Another thing about Neko is that...Well, there was a time when we'd chat and I'd tease her about "when we meet." Somewhere along the way, "if" turned into "when." Lately when we chat, it's been turning more and more into a likely reality.

"Wait a minute, Rob. You're not going to the GitP meet-up because you need to save money for a new mouth, remember?" Oh, believe me, I haven't forgotten this little nugget of info. The thing is, if I forgo a month of saving, and she helps me with the finances of visiting her, as she has absolutely insisted on doing, then I'll actually have no worries. A train ride from here to there is $170, and my plan is to save $175 a month. Give up one month, and I get to finally meet the woman I...

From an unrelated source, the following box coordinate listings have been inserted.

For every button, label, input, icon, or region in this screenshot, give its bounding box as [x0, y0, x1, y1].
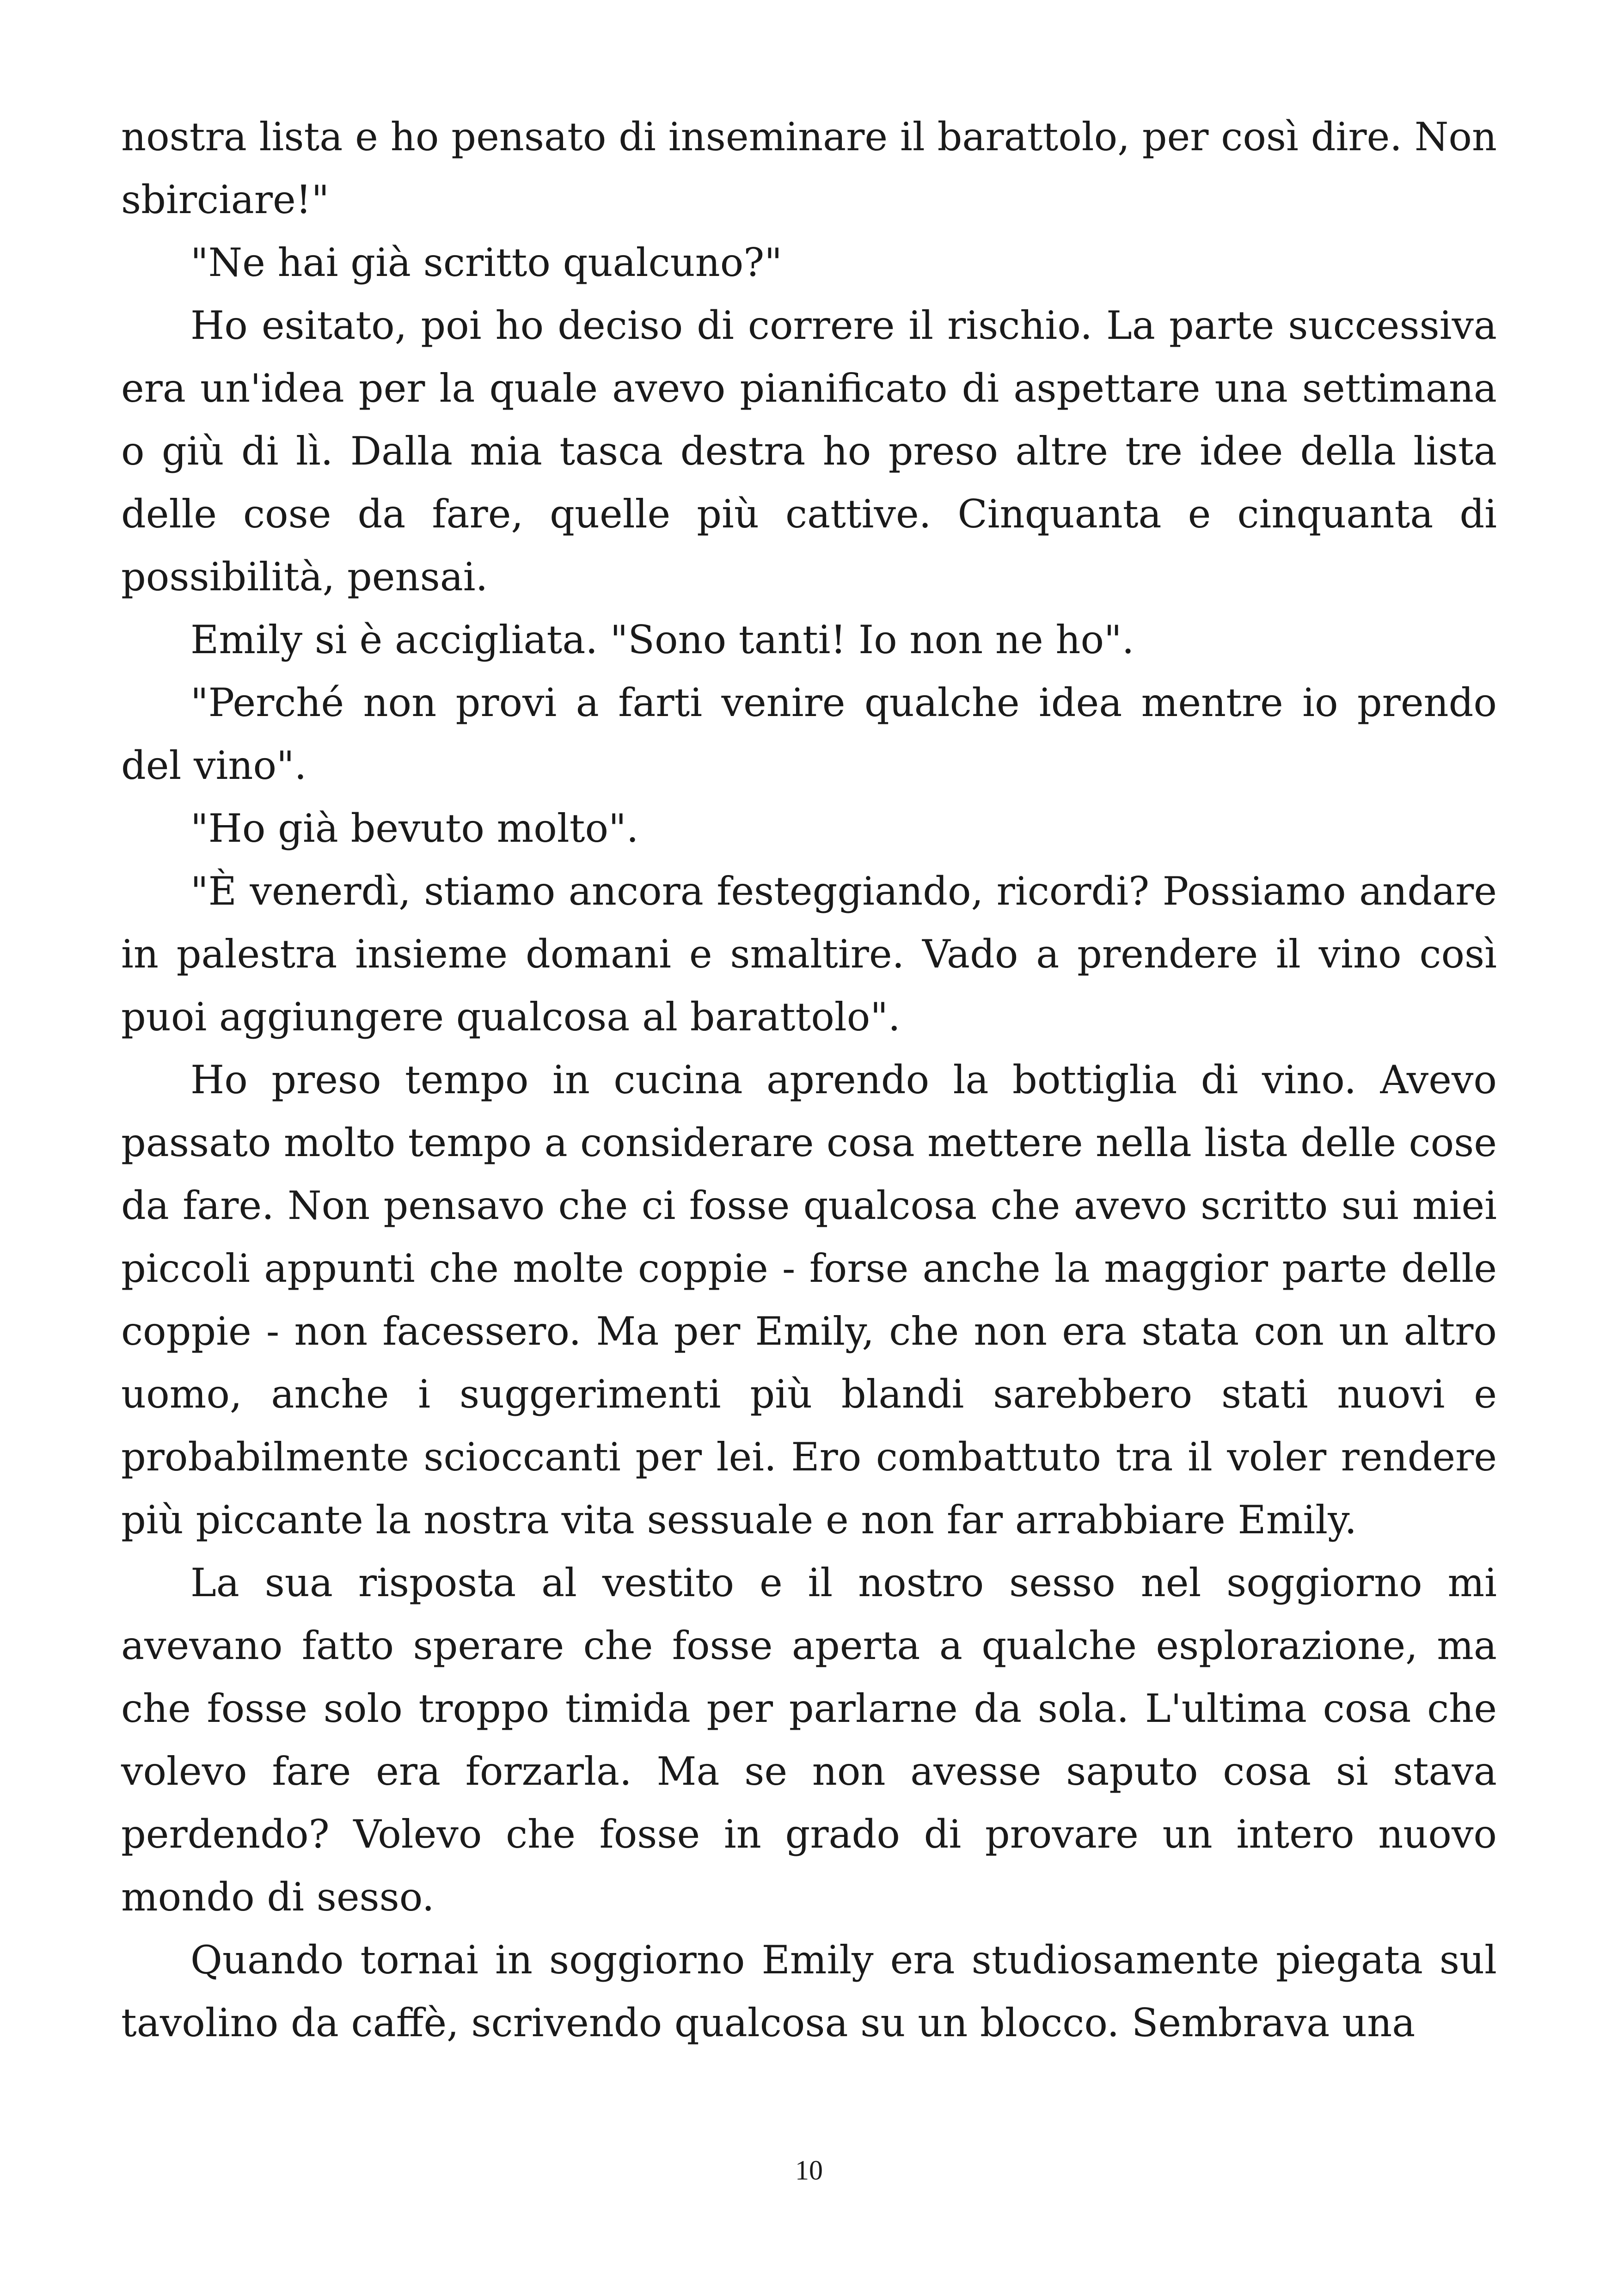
paragraph: "Ho già bevuto molto". [190, 806, 639, 851]
paragraph: Quando tornai in soggiorno Emily era studiosamente piegata sul tavolino da caffè, scrivendo qualcosa su un blocco. Sembrava una [121, 1937, 1497, 2045]
page-number: 10 [795, 2155, 823, 2186]
paragraph: Ho preso tempo in cucina aprendo la bottiglia di vino. Avevo passato molto tempo a considerare cosa mettere nella lista delle cose da fare. Non pensavo che ci fosse qualcosa che avevo scritto sui miei piccoli appunti che molte coppie - forse anche la maggior parte delle coppie - non facessero. Ma per Emily, che non era stata con un altro uomo, anche i suggerimenti più blandi sarebbero stati nuovi e probabilmente scioccanti per lei. Ero combattuto tra il voler rendere più piccante la nostra vita sessuale e non far arrabbiare Emily. [121, 1057, 1497, 1543]
body-text [121, 105, 1497, 2054]
paragraph: La sua risposta al vestito e il nostro sesso nel soggiorno mi avevano fatto sperare che fosse aperta a qualche esplorazione, ma che fosse solo troppo timida per parlarne da sola. L'ultima cosa che volevo fare era forzarla. Ma se non avesse saputo cosa si stava perdendo? Volevo che fosse in grado di provare un intero nuovo mondo di sesso. [121, 1560, 1497, 1920]
paragraph: "È venerdì, stiamo ancora festeggiando, ricordi? Possiamo andare in palestra insieme domani e smaltire. Vado a prendere il vino così puoi aggiungere qualcosa al barattolo". [121, 869, 1497, 1040]
paragraph: Emily si è accigliata. "Sono tanti! Io non ne ho". [190, 617, 1134, 662]
paragraph: "Perché non provi a farti venire qualche idea mentre io prendo del vino". [121, 680, 1497, 788]
paragraph: nostra lista e ho pensato di inseminare il barattolo, per così dire. Non sbirciare!" [121, 114, 1497, 222]
paragraph: "Ne hai già scritto qualcuno?" [190, 240, 782, 285]
paragraph: Ho esitato, poi ho deciso di correre il rischio. La parte successiva era un'idea per la quale avevo pianificato di aspettare una settimana o giù di lì. Dalla mia tasca destra ho preso altre tre idee della lista delle cose da fare, quelle più cattive. Cinquanta e cinquanta di possibilità, pensai. [121, 303, 1497, 600]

Oh, wait. That's right. We're not saying that word yet. You know...the L word. (No relation to the show.)

But let me ask my audience what they think. When we chat, she calls me "her Rob," and she's "my Neko." (Yes, I call her by both her real name and nickname when speaking in that romantic possessive, and I am sometimes "her Noun," based on my CoX character.) We have the capacity to set the butterflies swirling in our stomachs, as well as get our hearts pumping faster with just a few words. She has wondered aloud several times why she's even bothering to go to Puerto Rico. She once feared that things wouldn't work out romantically on her trip, and now she's almost afraid they will. We fight desperately not to paint images of the future, but manage to do so anyway. My perspective of her has change, so that she is no longer pretty, but beautiful. Of late, when we get on Skype, we can chat for six hours straight and still want to chat when we should be saying goodnight. So you tell me, (and her, since she reads this blog)...Do you think we're in l-l-l-l-l...in l-l-l-l-l...Do you think we've already fallen for one another?

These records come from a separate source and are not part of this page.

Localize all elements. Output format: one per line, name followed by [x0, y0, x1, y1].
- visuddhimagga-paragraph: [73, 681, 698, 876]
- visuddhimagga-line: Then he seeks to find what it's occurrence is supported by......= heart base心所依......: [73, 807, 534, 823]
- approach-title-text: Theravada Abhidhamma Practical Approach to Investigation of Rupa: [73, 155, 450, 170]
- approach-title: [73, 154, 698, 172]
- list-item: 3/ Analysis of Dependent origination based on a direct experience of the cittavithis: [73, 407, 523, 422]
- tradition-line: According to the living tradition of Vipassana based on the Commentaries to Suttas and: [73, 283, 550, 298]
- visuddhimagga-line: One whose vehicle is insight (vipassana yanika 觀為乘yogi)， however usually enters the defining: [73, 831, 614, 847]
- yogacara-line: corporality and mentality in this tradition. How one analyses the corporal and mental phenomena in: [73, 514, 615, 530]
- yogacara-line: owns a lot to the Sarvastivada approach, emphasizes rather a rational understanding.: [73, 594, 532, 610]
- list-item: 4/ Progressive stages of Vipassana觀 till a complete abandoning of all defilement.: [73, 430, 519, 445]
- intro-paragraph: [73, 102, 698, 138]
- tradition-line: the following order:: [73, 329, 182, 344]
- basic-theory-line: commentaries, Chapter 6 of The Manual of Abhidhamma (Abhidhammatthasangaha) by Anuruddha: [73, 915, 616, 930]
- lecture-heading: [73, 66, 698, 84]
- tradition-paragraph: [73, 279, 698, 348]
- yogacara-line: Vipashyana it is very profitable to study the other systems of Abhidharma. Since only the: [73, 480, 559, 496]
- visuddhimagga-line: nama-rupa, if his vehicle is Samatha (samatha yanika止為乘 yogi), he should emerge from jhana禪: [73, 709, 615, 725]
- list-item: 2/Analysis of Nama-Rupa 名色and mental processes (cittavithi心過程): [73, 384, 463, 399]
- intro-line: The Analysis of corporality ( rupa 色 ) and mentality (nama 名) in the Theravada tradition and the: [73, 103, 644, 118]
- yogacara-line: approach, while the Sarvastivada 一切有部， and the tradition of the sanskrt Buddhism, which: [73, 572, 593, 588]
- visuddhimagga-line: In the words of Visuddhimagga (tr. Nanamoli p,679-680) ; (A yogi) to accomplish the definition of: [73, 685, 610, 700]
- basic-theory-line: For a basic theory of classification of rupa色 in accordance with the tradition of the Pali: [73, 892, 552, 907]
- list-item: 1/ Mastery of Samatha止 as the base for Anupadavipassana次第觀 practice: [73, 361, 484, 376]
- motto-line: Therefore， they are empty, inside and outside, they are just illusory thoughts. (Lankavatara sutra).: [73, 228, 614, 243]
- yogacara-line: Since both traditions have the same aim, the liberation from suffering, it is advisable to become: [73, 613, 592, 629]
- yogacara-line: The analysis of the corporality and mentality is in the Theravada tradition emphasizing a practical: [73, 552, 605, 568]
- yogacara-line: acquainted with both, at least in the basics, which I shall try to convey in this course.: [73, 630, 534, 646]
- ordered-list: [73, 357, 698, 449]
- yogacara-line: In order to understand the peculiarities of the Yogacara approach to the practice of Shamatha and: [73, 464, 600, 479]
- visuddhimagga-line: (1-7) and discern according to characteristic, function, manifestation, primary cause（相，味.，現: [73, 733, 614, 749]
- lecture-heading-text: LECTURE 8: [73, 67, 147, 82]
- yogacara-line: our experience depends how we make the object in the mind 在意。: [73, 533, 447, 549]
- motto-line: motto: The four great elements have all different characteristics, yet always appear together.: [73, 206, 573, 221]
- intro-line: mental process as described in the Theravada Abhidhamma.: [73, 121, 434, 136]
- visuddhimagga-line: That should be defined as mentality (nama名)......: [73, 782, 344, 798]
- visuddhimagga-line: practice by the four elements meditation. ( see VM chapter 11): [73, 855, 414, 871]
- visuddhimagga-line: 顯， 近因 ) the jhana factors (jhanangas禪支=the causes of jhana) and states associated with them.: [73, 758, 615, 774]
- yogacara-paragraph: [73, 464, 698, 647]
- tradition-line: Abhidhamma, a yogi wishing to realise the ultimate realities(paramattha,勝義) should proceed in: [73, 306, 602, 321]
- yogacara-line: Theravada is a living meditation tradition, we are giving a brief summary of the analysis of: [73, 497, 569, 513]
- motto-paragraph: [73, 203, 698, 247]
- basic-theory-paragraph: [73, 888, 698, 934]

You know what else? I've gone through my usual routine of forewarning someone I'm interested in, telling her the grand list of things that's wrong with me. Not only has she not run screaming from me, but has even said that when she finally gets her degree in nursing that she'll be able to take care of me! Dear G-d, what did I do right that I would find a fantastic woman like her?!?

Amazingly, I'm still trying to stay guarded. Having had so many romances go sour on me in an instant, I keep waiting for the other shoe to drop. But I have grown attached to her. I feel more complete with her in my life. I spend part of my time trying to quell the feeling that all of this will turn to crap in mere moments, and the rest of of my time basking in the glorious feeling she inspires in me.

I'll try to keep you all posted on when she realizes the mistake she's made and runs screaming from my life...but here's hoping that day never comes.

1 comment:

Zeb The Troll said...

Oh, the "L" word.

I know how you feel Rob, I really do. After years of feeling relegated to singledom in perpetuity, someone comes along that makes you feel good. But there's that caveat that you've still not met in person. You've not spent even a single day together to see how you'd get along face to face.

I don't want to be a downer here, Rob, but I'm going to have to advise against going down the "L" road just yet. Off the top of my head I can name too many couples that were "in love" distantly but when the eventual meeting came, the spark didn't.

Now, I said I didn't want to be a downer and I meant it. I'm not at all trying to say all hope is lost, just give up, you're crazy. I'm absolutely saying enjoy what you've got going right now, take a chance, and see where it leads. After all, I can name more than one couple that had this sort of relationship work out beautifully, too. 8-D

Do yourself a favor, though, and hold that "L" in reserve until you've had more time sharing personal space. There're plenty of ways of expressing affection without dragging out this potential boat anchor.